Librato is a teeny (just 10 employees) San Francisco based startup engineering cloud monitoring and management “as a service” solutions: Silverline, and next to be released, Metrics. This company is a real new born: they began developing their first product in 2007, then released the first version in 2008. In the beginning the product was sold in a traditional way, but in 2010 they decided to adopt the SaaS model.

By now, most likely because of the affinity, Librato’s customers are mainly Saas providers, but anyone can easily buy the product from their web site, and even give it a free trial.

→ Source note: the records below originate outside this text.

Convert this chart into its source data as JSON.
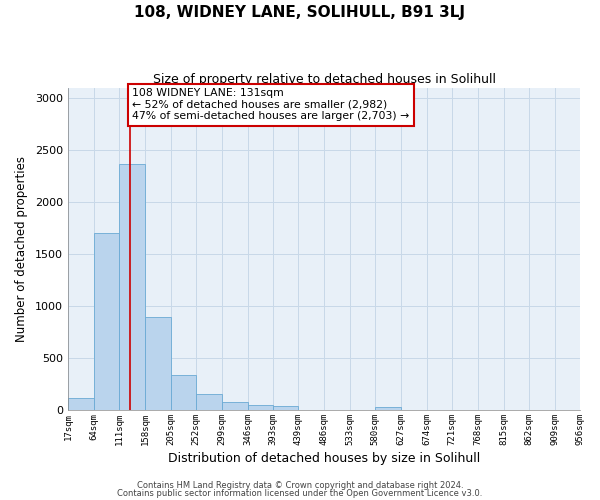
{
  "title": "108, WIDNEY LANE, SOLIHULL, B91 3LJ",
  "subtitle": "Size of property relative to detached houses in Solihull",
  "xlabel": "Distribution of detached houses by size in Solihull",
  "ylabel": "Number of detached properties",
  "bar_edges": [
    17,
    64,
    111,
    158,
    205,
    252,
    299,
    346,
    393,
    439,
    486,
    533,
    580,
    627,
    674,
    721,
    768,
    815,
    862,
    909,
    956
  ],
  "bar_heights": [
    120,
    1700,
    2370,
    900,
    340,
    155,
    80,
    45,
    35,
    0,
    0,
    0,
    25,
    0,
    0,
    0,
    0,
    0,
    0,
    0
  ],
  "bar_color": "#bad4ed",
  "bar_edgecolor": "#6aaad4",
  "grid_color": "#c8d8e8",
  "background_color": "#e8f0f8",
  "red_line_x": 131,
  "annotation_title": "108 WIDNEY LANE: 131sqm",
  "annotation_line1": "← 52% of detached houses are smaller (2,982)",
  "annotation_line2": "47% of semi-detached houses are larger (2,703) →",
  "annotation_box_color": "#ffffff",
  "annotation_box_edgecolor": "#cc0000",
  "ylim": [
    0,
    3100
  ],
  "yticks": [
    0,
    500,
    1000,
    1500,
    2000,
    2500,
    3000
  ],
  "footnote1": "Contains HM Land Registry data © Crown copyright and database right 2024.",
  "footnote2": "Contains public sector information licensed under the Open Government Licence v3.0."
}
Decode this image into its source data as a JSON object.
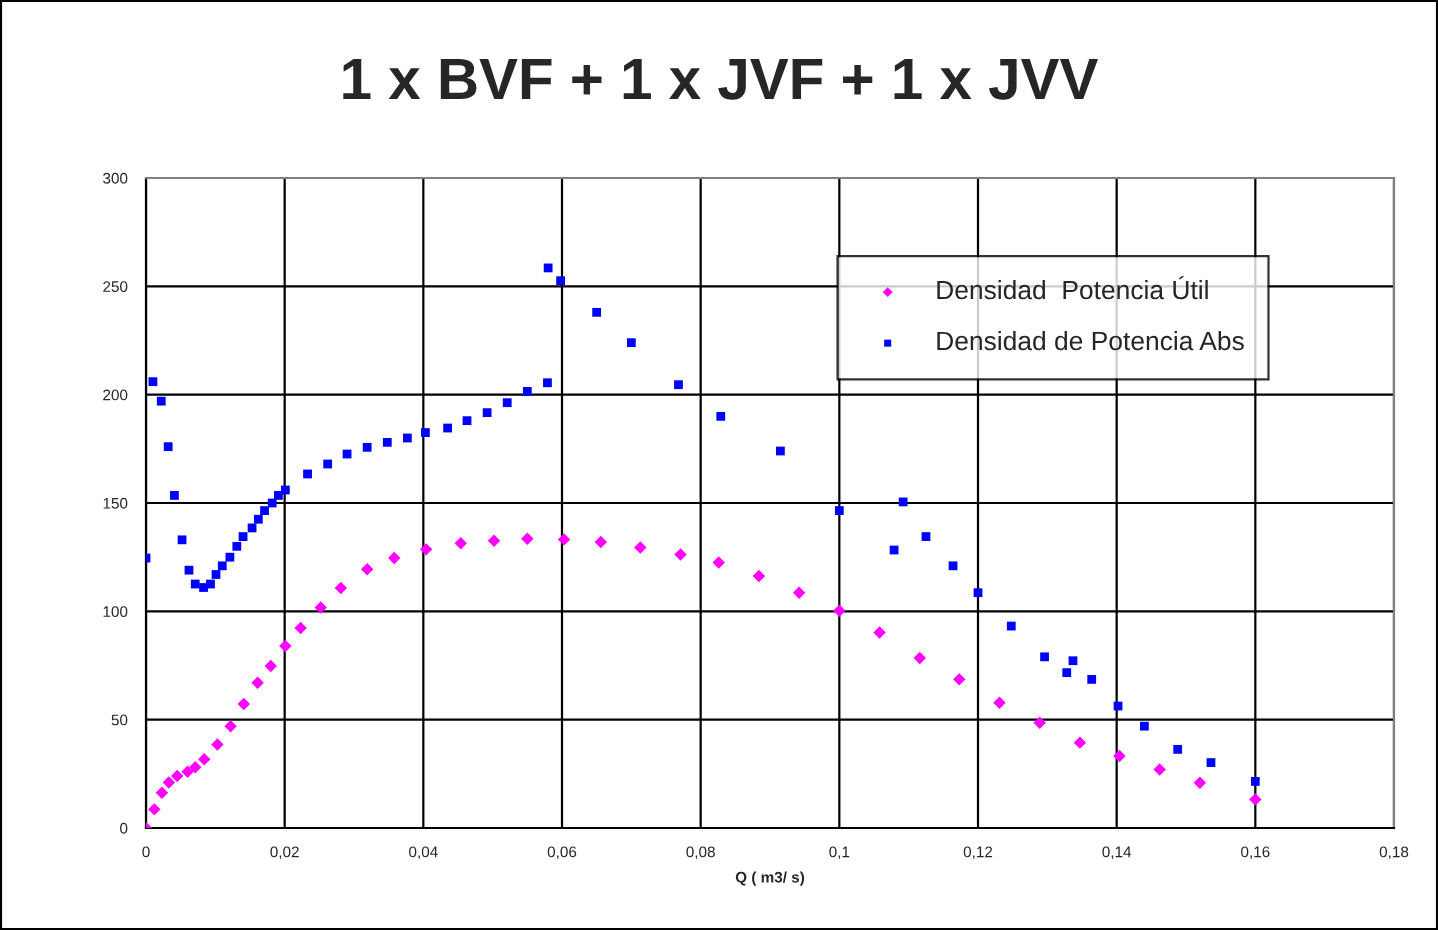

In the future, when features will be added and more environments will be supported, I’m sure we’ll see their products adopted by more traditional customers.

In practice

An agent (a very lightweight and unobtrusive piece of software) is installed on your VM (or on a plain physical machine), and will programmatically send VM usage parameters, or specific applications stats being monitored, to a centralized server set up to collect data and to act in a programmed fashion in case thresholds are crossed or events occur.
Depending on the service put under control, a plethora of parameters can be monitored, ranging from the mundane CPU and RAM usage to the more exotic temperature of the server,
An agent can enforce resource limitation for a specific application, (they call this “container”), allowing processes prioritization (similarly to projects and containers in a Solaris environment, here is a link to some technical details).

By now only Linux, as VM as well as physical incarnations (even EC2 intances) is supported, but support to several other platforms (i.e. Windows) is on its way.
You can also get a develoement kit to customize even further the “data collector”.

Everything under control, even your costs

Being able to keep under scrutiny your server resources is cricial to understand how much you are spending, and to envise how to better use your money.
Just think about some tasks that are cpu intensive but are not required to be high priority executed: using Librato’s tools you can reserve CPU to more important tasks! preventing you from a beefier server purchase, or just downsizing a VM. With this in mind, Librato’s solutions can be also thought as a capacity planning measure.

Let’s demo

The demo carried out during my visit really impressed me, I warmly recommend you to test the product (I already told you can have a free ride, didn’t I?), even after the free trial period, you will not be charged for the first 8 monitored cores (great for keeping under control an EC2 instance or a VM hosted somewhere).

Bottom line

The product might not be fully grown-up yet, but even in its infancy it proves to be very interesting and Librato is one of those small enterprises really deserving to be kept an eye upon.